Andrew Brookes, senior tax manager at the accountancy firm Menzies, said: “Many workers and employers are willing to pay higher NICs, if it is clear to them what they are getting for it – in this case a social care system that is fit for purpose.
How much are NICs?
Employers currently pay 13.8% NICs for employees’ earnings over £170 per week. This will rise to 15.05% from April 2022.
Employees pay 12% NICs on earnings between £180 and £967 per week, but 2% thereafter. From April 2022, these proportions will be 13.25% and 3.25%.
The above amounts apply to Category A employees. Different amounts apply to other categories, for example for under-21s, apprentices, and employees over state pension age. Arrangements are different again for the self-employed.

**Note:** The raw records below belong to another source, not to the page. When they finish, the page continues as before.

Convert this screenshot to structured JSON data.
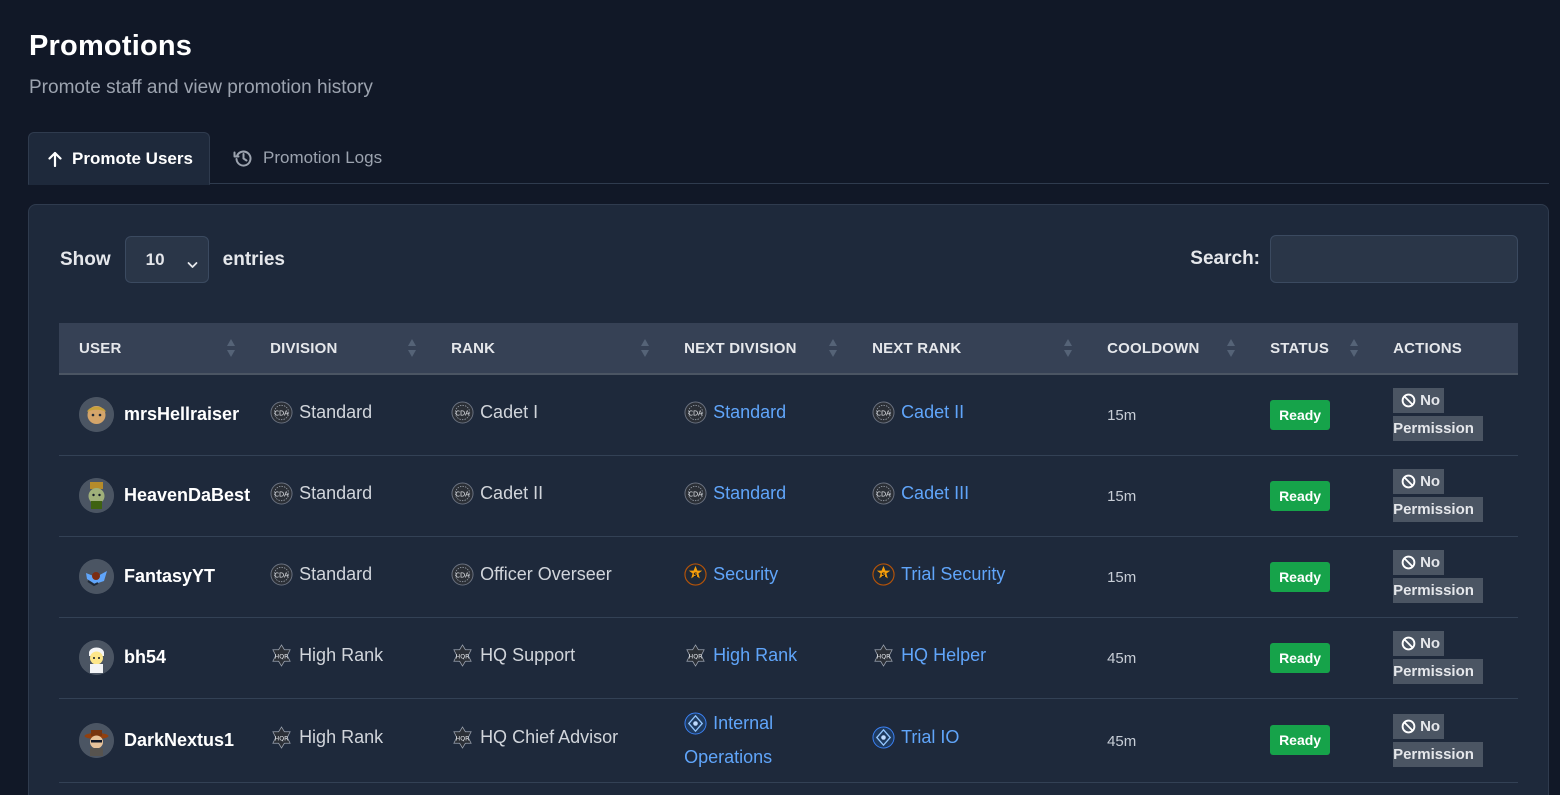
{
  "header": {
    "title": "Promotions",
    "subtitle": "Promote staff and view promotion history"
  },
  "tabs": [
    {
      "label": "Promote Users",
      "icon": "arrow-up-icon",
      "active": true
    },
    {
      "label": "Promotion Logs",
      "icon": "history-icon",
      "active": false
    }
  ],
  "controls": {
    "show_label": "Show",
    "entries_value": "10",
    "entries_label": "entries",
    "search_label": "Search:",
    "search_value": ""
  },
  "table": {
    "columns": [
      "USER",
      "DIVISION",
      "RANK",
      "NEXT DIVISION",
      "NEXT RANK",
      "COOLDOWN",
      "STATUS",
      "ACTIONS"
    ],
    "no_permission": {
      "line1": "No",
      "line2": "Permission",
      "icon": "ban-icon"
    },
    "rows": [
      {
        "user": "mrsHellraiser",
        "division": "Standard",
        "rank": "Cadet I",
        "next_division": "Standard",
        "next_rank": "Cadet II",
        "cooldown": "15m",
        "status": "Ready"
      },
      {
        "user": "HeavenDaBest",
        "division": "Standard",
        "rank": "Cadet II",
        "next_division": "Standard",
        "next_rank": "Cadet III",
        "cooldown": "15m",
        "status": "Ready"
      },
      {
        "user": "FantasyYT",
        "division": "Standard",
        "rank": "Officer Overseer",
        "next_division": "Security",
        "next_rank": "Trial Security",
        "cooldown": "15m",
        "status": "Ready"
      },
      {
        "user": "bh54",
        "division": "High Rank",
        "rank": "HQ Support",
        "next_division": "High Rank",
        "next_rank": "HQ Helper",
        "cooldown": "45m",
        "status": "Ready"
      },
      {
        "user": "DarkNextus1",
        "division": "High Rank",
        "rank": "HQ Chief Advisor",
        "next_division_line1": "Internal",
        "next_division_line2": "Operations",
        "next_rank": "Trial IO",
        "cooldown": "45m",
        "status": "Ready"
      }
    ]
  },
  "colors": {
    "background": "#111827",
    "card": "#1e293b",
    "header_row": "#364155",
    "link": "#60a5fa",
    "ready": "#16a34a",
    "no_permission": "#4b5563"
  }
}
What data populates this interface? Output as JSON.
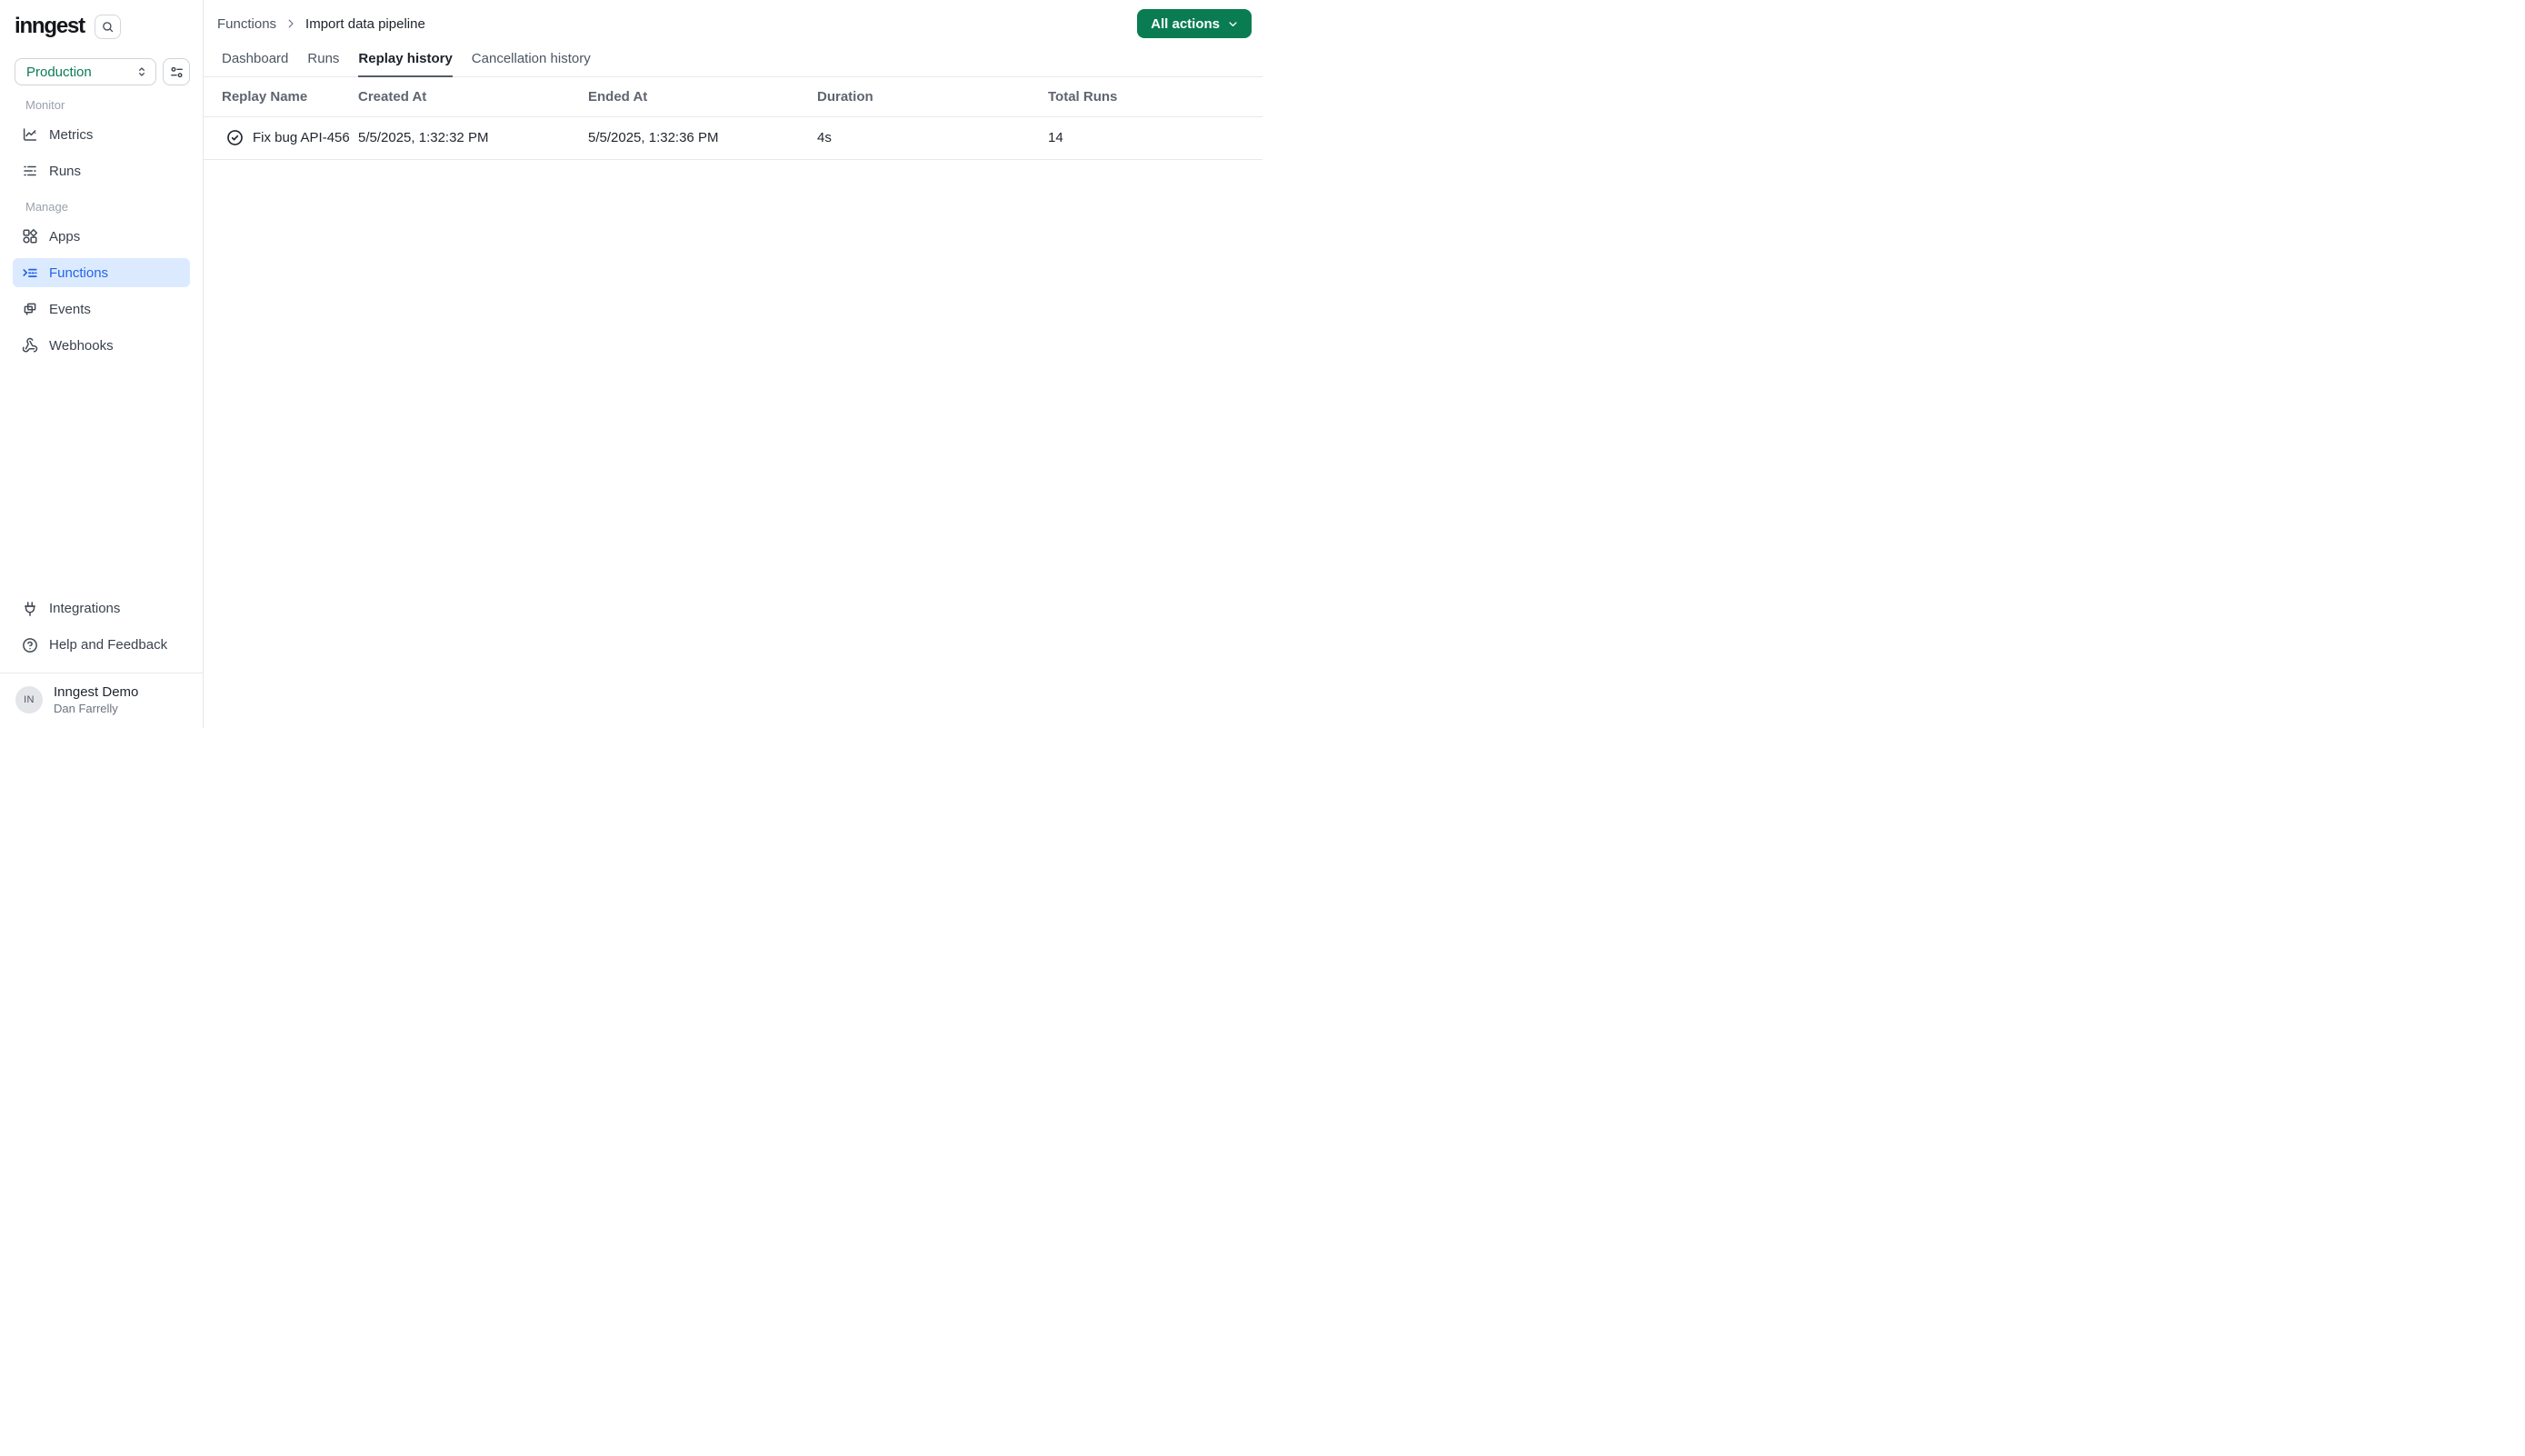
{
  "app": {
    "logo_text": "inngest"
  },
  "colors": {
    "accent": "#0a7c52",
    "active_blue": "#2563eb",
    "active_blue_bg": "#dbeafe"
  },
  "sidebar": {
    "env_switcher": {
      "value": "Production"
    },
    "sections": [
      {
        "label": "Monitor",
        "items": [
          {
            "label": "Metrics",
            "icon": "chart-line-icon",
            "active": false
          },
          {
            "label": "Runs",
            "icon": "list-icon",
            "active": false
          }
        ]
      },
      {
        "label": "Manage",
        "items": [
          {
            "label": "Apps",
            "icon": "shapes-grid-icon",
            "active": false
          },
          {
            "label": "Functions",
            "icon": "function-list-icon",
            "active": true
          },
          {
            "label": "Events",
            "icon": "copy-windows-icon",
            "active": false
          },
          {
            "label": "Webhooks",
            "icon": "webhook-icon",
            "active": false
          }
        ]
      }
    ],
    "footer_items": [
      {
        "label": "Integrations",
        "icon": "plug-icon"
      },
      {
        "label": "Help and Feedback",
        "icon": "help-circle-icon"
      }
    ],
    "user": {
      "initials": "IN",
      "org": "Inngest Demo",
      "name": "Dan Farrelly"
    }
  },
  "header": {
    "breadcrumb": {
      "parent": "Functions",
      "current": "Import data pipeline"
    },
    "actions_button_label": "All actions"
  },
  "tabs": [
    {
      "label": "Dashboard",
      "active": false
    },
    {
      "label": "Runs",
      "active": false
    },
    {
      "label": "Replay history",
      "active": true
    },
    {
      "label": "Cancellation history",
      "active": false
    }
  ],
  "table": {
    "columns": [
      "Replay Name",
      "Created At",
      "Ended At",
      "Duration",
      "Total Runs"
    ],
    "rows": [
      {
        "status": "completed",
        "name": "Fix bug API-456",
        "created_at": "5/5/2025, 1:32:32 PM",
        "ended_at": "5/5/2025, 1:32:36 PM",
        "duration": "4s",
        "total_runs": "14"
      }
    ]
  }
}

“However, the government should ensure that the system is fair. For example, under the current proposals, as the NIC rate drops from 12% to 2% for higher paid workers on earnings over £50,000pa, they could end up paying less proportionately than lower paid workers. In addition, pensioners will pay nothing at all, regardless of whether they receive pay for their employment.”
Groups representing self-employed workers also attacked the plans. The Association of Independent Professionals and the Self-Employed (IPSE) warned that after the financial damage of the pandemic, the government’s new dividend tax hikes are making it “almost impossible” to be a freelancer working through a limited company.
ISPE’s director of policy Andy Chamberlain said: “After the financial damage of the pandemic, exclusion from support and the changes to IR35 taxation, this new tax hike on dividends will make it almost impossible for freelancers to continue to work through a limited company. To limited company directors – from project managers to graphic designers – this is salt in a year of wounds.”
Seb Maley, CEO of specialist tax adviser for contractors Qdos, commented: “Once again, it seems that the smallest businesses are bearing the brunt of tax reform. Yet still, it will be the flexibility, dynamism and skills of the independent workforce that the government needs most to speed up the economic recovery.
“The national insurance tax hike will hit employers too, pushing up the costs of hiring workers on the payroll. It goes without saying that this could stifle employment growth. With this in mind, businesses that have needlessly forced their contractor workforce inside IR35 or insisted they work PAYE in response to IR35 reform should rethink this decision immediately.”